Przyczyną tragedii, w której zginęło co najmniej 7 ludzi (kilka osób wciąż jest zaginionych), a ponad 70 odniosło obrażenia, był najprawdopodobniej wyciek gazu ze starej instalacji. Ale nie tylko sieć gazowa w Nowym Jorku jest  przestarzała. Eksplozja na Wschodnim Harlemie zbiegła się w czasie z ogłoszeniem przez nowojorski think tank Center for an Urban Future raportu zatytułowanego "Caution Ahead: Overdue Investments For New York's Aging Infrastracture". Wynika z niego, że miasto potrzebuje natychmiastowych inwestycji w wysokości 47 miliardów dolarów, tylko po to aby podtrzymać, albo wymienić starzejącą się infrastrukturę – od wodociągów, poprzez instalację gazową i elektryczną, budynki publiczne, po mosty, tunele i linie komunikacyjne.  Z dokumentu wynika, że tylko główna sieć przesyłu gazu, licząca ponad 10 000 kilometrów ma średnio 56 lat i zbudowana jest albo z niechronionej stali albo żeliwa – materiałów, których już dawno się do tego celu nie używa. "Większość miejskiej infrastruktury tkwi głęboko w XX wieku" – piszą autorzy raportu.
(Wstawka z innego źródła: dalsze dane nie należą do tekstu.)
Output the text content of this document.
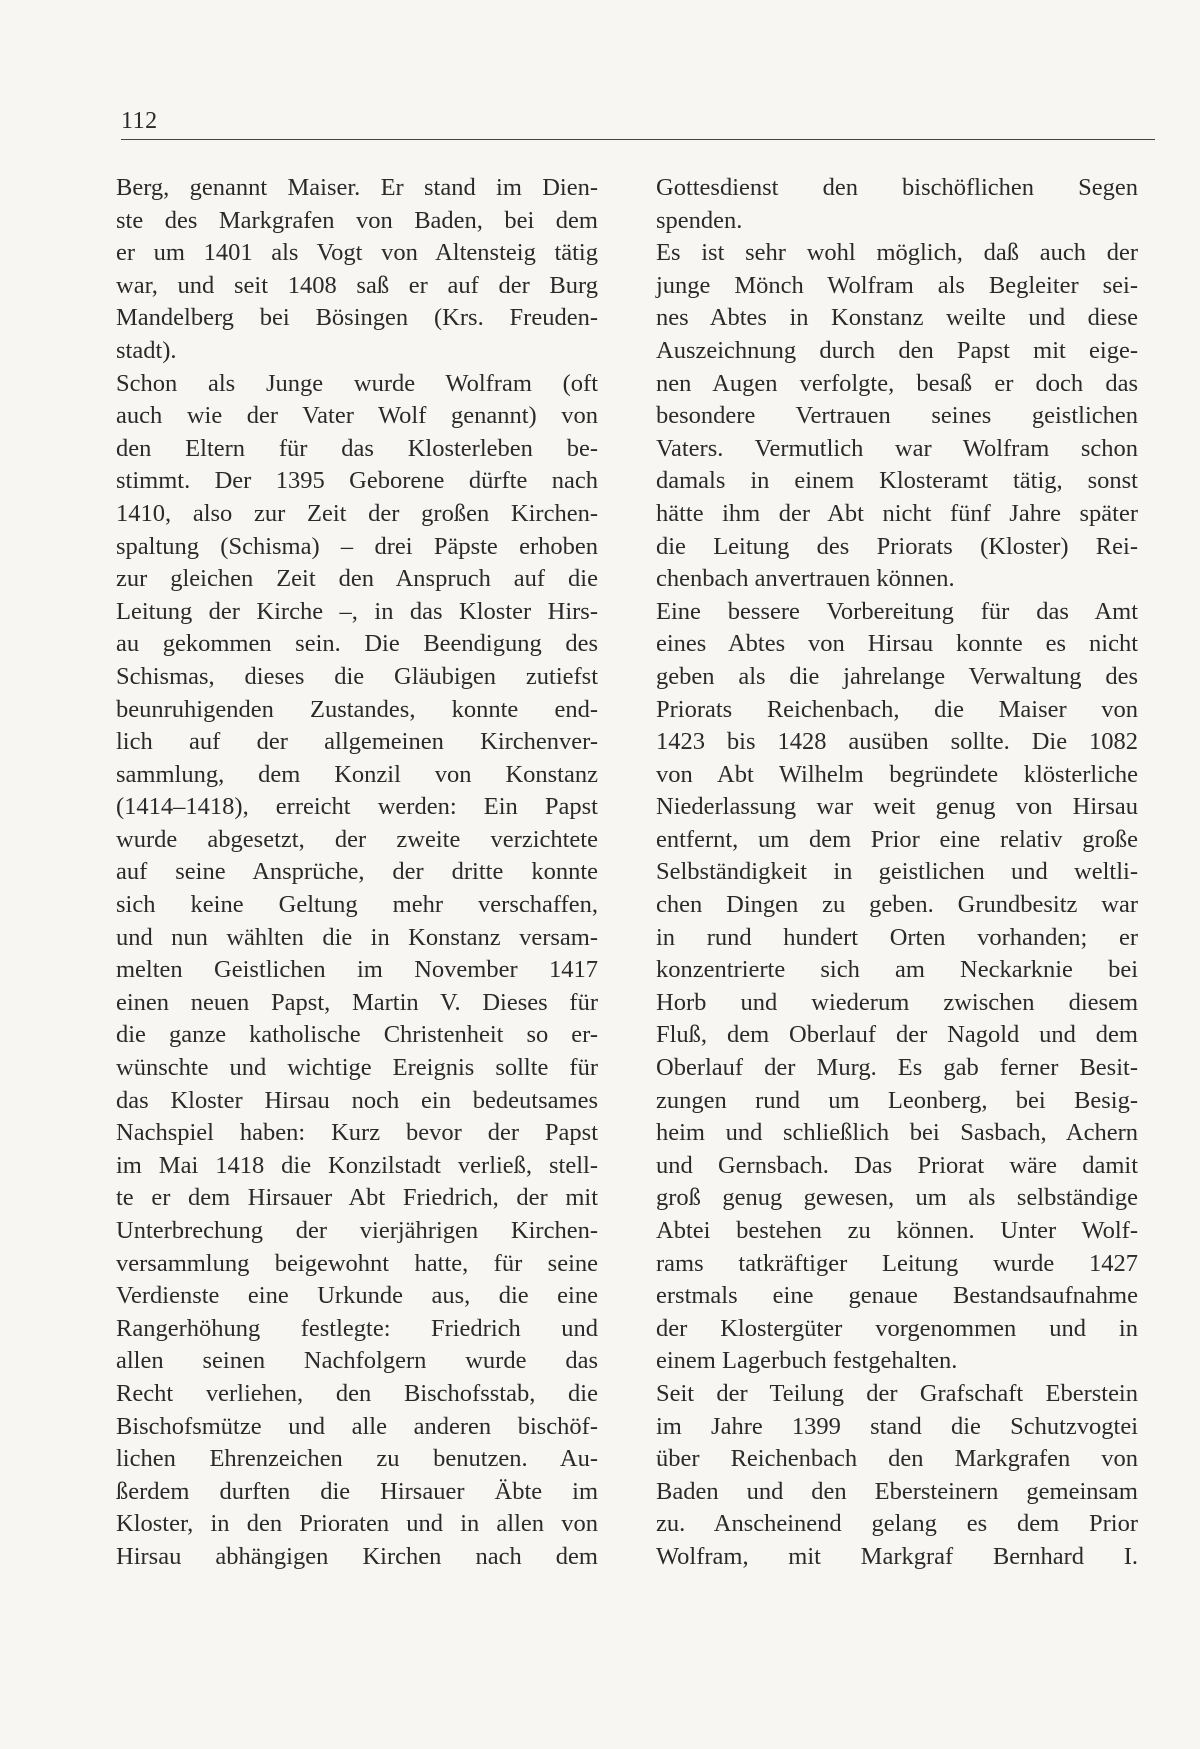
112
Berg, genannt Maiser. Er stand im Dien-
ste des Markgrafen von Baden, bei dem
er um 1401 als Vogt von Altensteig tätig
war, und seit 1408 saß er auf der Burg
Mandelberg bei Bösingen (Krs. Freuden-
stadt).
Schon als Junge wurde Wolfram (oft
auch wie der Vater Wolf genannt) von
den Eltern für das Klosterleben be-
stimmt. Der 1395 Geborene dürfte nach
1410, also zur Zeit der großen Kirchen-
spaltung (Schisma) – drei Päpste erhoben
zur gleichen Zeit den Anspruch auf die
Leitung der Kirche –, in das Kloster Hirs-
au gekommen sein. Die Beendigung des
Schismas, dieses die Gläubigen zutiefst
beunruhigenden Zustandes, konnte end-
lich auf der allgemeinen Kirchenver-
sammlung, dem Konzil von Konstanz
(1414–1418), erreicht werden: Ein Papst
wurde abgesetzt, der zweite verzichtete
auf seine Ansprüche, der dritte konnte
sich keine Geltung mehr verschaffen,
und nun wählten die in Konstanz versam-
melten Geistlichen im November 1417
einen neuen Papst, Martin V. Dieses für
die ganze katholische Christenheit so er-
wünschte und wichtige Ereignis sollte für
das Kloster Hirsau noch ein bedeutsames
Nachspiel haben: Kurz bevor der Papst
im Mai 1418 die Konzilstadt verließ, stell-
te er dem Hirsauer Abt Friedrich, der mit
Unterbrechung der vierjährigen Kirchen-
versammlung beigewohnt hatte, für seine
Verdienste eine Urkunde aus, die eine
Rangerhöhung festlegte: Friedrich und
allen seinen Nachfolgern wurde das
Recht verliehen, den Bischofsstab, die
Bischofsmütze und alle anderen bischöf-
lichen Ehrenzeichen zu benutzen. Au-
ßerdem durften die Hirsauer Äbte im
Kloster, in den Prioraten und in allen von
Hirsau abhängigen Kirchen nach dem
Gottesdienst den bischöflichen Segen
spenden.
Es ist sehr wohl möglich, daß auch der
junge Mönch Wolfram als Begleiter sei-
nes Abtes in Konstanz weilte und diese
Auszeichnung durch den Papst mit eige-
nen Augen verfolgte, besaß er doch das
besondere Vertrauen seines geistlichen
Vaters. Vermutlich war Wolfram schon
damals in einem Klosteramt tätig, sonst
hätte ihm der Abt nicht fünf Jahre später
die Leitung des Priorats (Kloster) Rei-
chenbach anvertrauen können.
Eine bessere Vorbereitung für das Amt
eines Abtes von Hirsau konnte es nicht
geben als die jahrelange Verwaltung des
Priorats Reichenbach, die Maiser von
1423 bis 1428 ausüben sollte. Die 1082
von Abt Wilhelm begründete klösterliche
Niederlassung war weit genug von Hirsau
entfernt, um dem Prior eine relativ große
Selbständigkeit in geistlichen und weltli-
chen Dingen zu geben. Grundbesitz war
in rund hundert Orten vorhanden; er
konzentrierte sich am Neckarknie bei
Horb und wiederum zwischen diesem
Fluß, dem Oberlauf der Nagold und dem
Oberlauf der Murg. Es gab ferner Besit-
zungen rund um Leonberg, bei Besig-
heim und schließlich bei Sasbach, Achern
und Gernsbach. Das Priorat wäre damit
groß genug gewesen, um als selbständige
Abtei bestehen zu können. Unter Wolf-
rams tatkräftiger Leitung wurde 1427
erstmals eine genaue Bestandsaufnahme
der Klostergüter vorgenommen und in
einem Lagerbuch festgehalten.
Seit der Teilung der Grafschaft Eberstein
im Jahre 1399 stand die Schutzvogtei
über Reichenbach den Markgrafen von
Baden und den Ebersteinern gemeinsam
zu. Anscheinend gelang es dem Prior
Wolfram, mit Markgraf Bernhard I.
Najpilniejszych napraw potrzebują mosty i tunele oraz główne szlaki komunikacyjne miasta. Aż 41 proc. spośród 1445 mostów i estakad skończyło już co najmniej 65 lat, z czego 165 – ponad 100. Natychmiastowej modernizacji potrzebuje 47 obiektów, gdyż po prostu grozi im zawalenie. Dotyczy to nawet takich obiektów jak słynne mosty – Brooklyński i Manhattański. Także system sygnalizacyjny metra pozostawia wiele do życzenia.
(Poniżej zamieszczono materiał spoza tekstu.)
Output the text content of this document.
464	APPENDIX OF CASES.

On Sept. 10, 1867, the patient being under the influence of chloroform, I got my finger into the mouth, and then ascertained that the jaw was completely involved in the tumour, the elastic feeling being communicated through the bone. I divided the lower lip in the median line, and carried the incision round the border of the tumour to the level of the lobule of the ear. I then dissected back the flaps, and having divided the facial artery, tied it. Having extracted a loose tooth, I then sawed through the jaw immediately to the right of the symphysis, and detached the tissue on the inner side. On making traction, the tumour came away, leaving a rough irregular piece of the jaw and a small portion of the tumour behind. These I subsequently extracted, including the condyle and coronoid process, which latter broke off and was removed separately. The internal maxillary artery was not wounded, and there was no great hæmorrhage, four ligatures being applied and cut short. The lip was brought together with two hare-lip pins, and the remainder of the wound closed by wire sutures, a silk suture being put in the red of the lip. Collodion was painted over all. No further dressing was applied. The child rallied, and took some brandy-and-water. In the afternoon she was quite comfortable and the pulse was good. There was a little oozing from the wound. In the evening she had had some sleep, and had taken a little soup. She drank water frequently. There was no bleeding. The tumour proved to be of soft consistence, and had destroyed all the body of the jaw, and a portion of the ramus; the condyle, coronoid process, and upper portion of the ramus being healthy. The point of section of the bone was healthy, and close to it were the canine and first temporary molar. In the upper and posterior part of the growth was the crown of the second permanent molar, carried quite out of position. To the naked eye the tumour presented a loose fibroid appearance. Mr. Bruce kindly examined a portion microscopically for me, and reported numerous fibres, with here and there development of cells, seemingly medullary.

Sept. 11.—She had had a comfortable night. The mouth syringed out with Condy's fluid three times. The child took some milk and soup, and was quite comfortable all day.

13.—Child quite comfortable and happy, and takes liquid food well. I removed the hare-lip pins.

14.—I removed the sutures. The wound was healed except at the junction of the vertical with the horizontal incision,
Większość pieniędzy na remonty dróg pochodzi z budżetu federalnego. Ten jednak, z powodu cięć przeznacza na ten cel środki niewystarczające do podtrzymania normalnie funkcjonującej infrastruktury. Katastrofy podobne do środowej eksplozji na Wschodnim Harlemie będą powtarzać się więc coraz częściej – alarmują nowojorskie media.